UNITED STATES COURT OF APPEALS FOR THE THIRD CIRCUIT
May 22, 1940
Appeal from the District Court of the United States for the Eastern District of Pennsylvania; George A. Welsh, Judge.
Before BIGGS, MARIS and CLARK, Circuit Judges.
In a proceeding in the District Court of the United States for the Eastern District of Pennsylvania for the reorganization under the Bankruptcy Act of the Philadelphia Rapid Transit Company Hugh Roberts was allowed the sum of $2,500 as compensation for services rendered by him as attorney for certain parties in interest in the reorganization. The allowance was made on January 12, 1940 after the reorganization plan had been confirmed by the court and consummated by the formation of the Philadelphia Transportation Company by consolidation and merger of the debtor and 64 other companies and the resulting acquisition by the Philadelphia Transportation Company of the property and business of its constituent corporations. The order of the court directed that the amount allowed be paid to Roberts by the Philadelphia Transportation Company.
On February 2, 1940 John C. Bell, Jr., Secretary of Banking of the Commonwealth of Pennsylvania, as Receiver of Aldine Trust Company, petitioned the district court for leave to issue an attachment execution out of the Court of Common Pleas No. 4 of Philadelphia County, Pennsylvania, upon a judgment in that court against Roberts, in order to attach in the hands of the Philadelphia Transportation Company the amount of the allowance payable to Roberts by that company pursuant to the order of the district court. On March 15, 1940 the district court entered an order denying the petition for leave to issue an attachment execution. The present appeal is from that order.
The district court took the ground that the fund out of which Roberts' allowance is to be paid is in custodia legis and consequently attachable only with leave to court, and that since the services of counsel are essential in a corporate reorganization proceeding and may be obtained only if paid for an attachment of the amount allowed for such services would impede the judicial process and may, therefore, not be permitted. We should hesitate to accept the premises upon which the court's conclusion is based that in order to secure a lawyer's services it is necessary that he be given a special protection against his creditors. Certainly unless this premise is accepted it is difficult to see how any court could justify refusing as a matter of grace leave to attach a fund awarded outright to an individual and thus withdrawn entirely from the administration of the bankruptcy court. See In re Chakos, D.C., 36 F.2d 776.

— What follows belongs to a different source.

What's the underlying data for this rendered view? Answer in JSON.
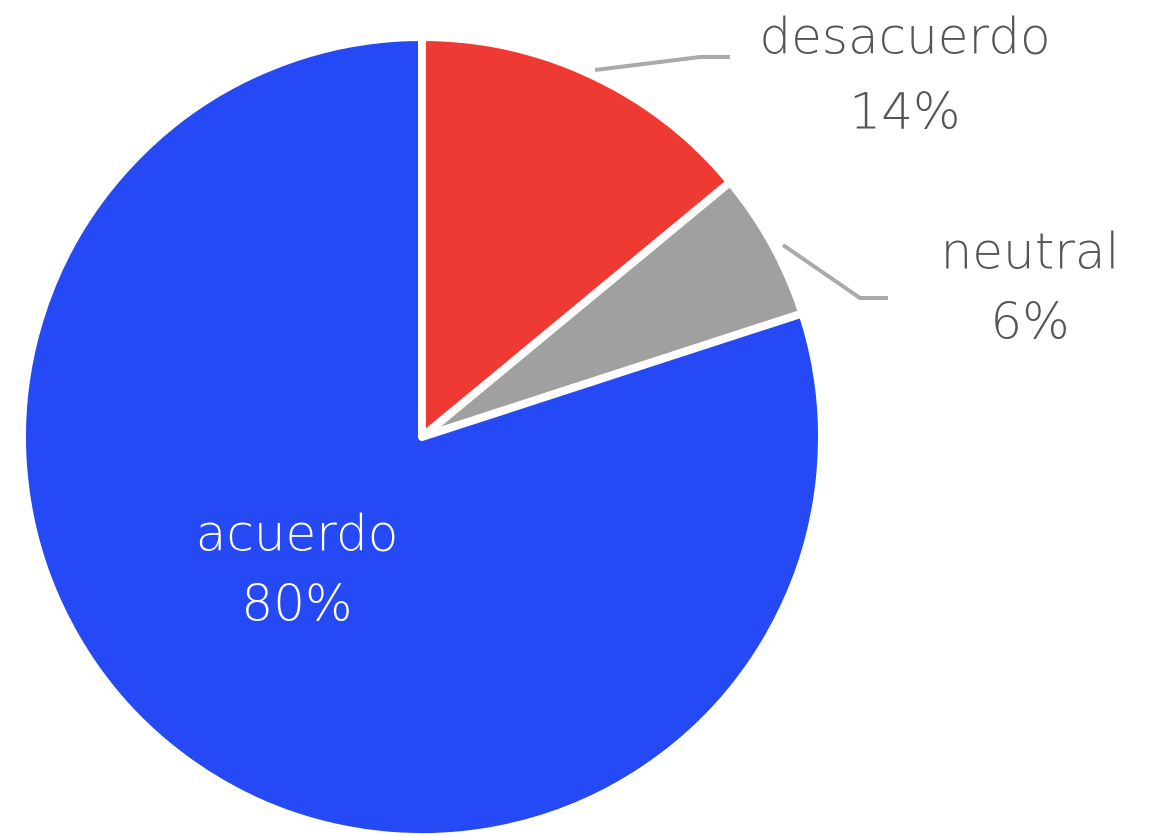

It is unnecessary, however, to decide whether the district court abused its discretion in refusing leave to issue the attachment since we are of opinion that the property of the Philadelphia Treansportation Company is not in custodial legis and the amount payable by that company to Roberts under the court's order is, therefore, subject to attachment under the laws of Pennsylvania without leave of the district court. When in accordance with the reorganization plan and pursuant to the order of the district court the Philadelphia Transportation Company - the "New Company" under the reorganization plan - was formed and the property of the debtor became vested in it, that property passed out of the custody of the law and became assets to meet the obligation of the new company, including its obligation to Roberts under the court's order. When the reorganization was consummated the protecting hand of the bankruptcy court was withdrawn from the new company and its assets.
We assume, without deciding, as the district court likewise did, that the sum payable to Roberts for his legal services would be subject to attachment under the law of Pennsylvania. If, as Roberts urges, that allowance is to be considered salary and, therefore, exempt from attachment under Section 5 of the Act of April 15, 1845, P.L. 459, 42 P.S. § 886, he will have opportunity to claim his exemption in the attachment proceeding in the state court by rule to dissolve or other appropriate action.
The order of the district court is reversed and the cause is remanded to that court with directions to dismiss the petition for want of jurisdiction.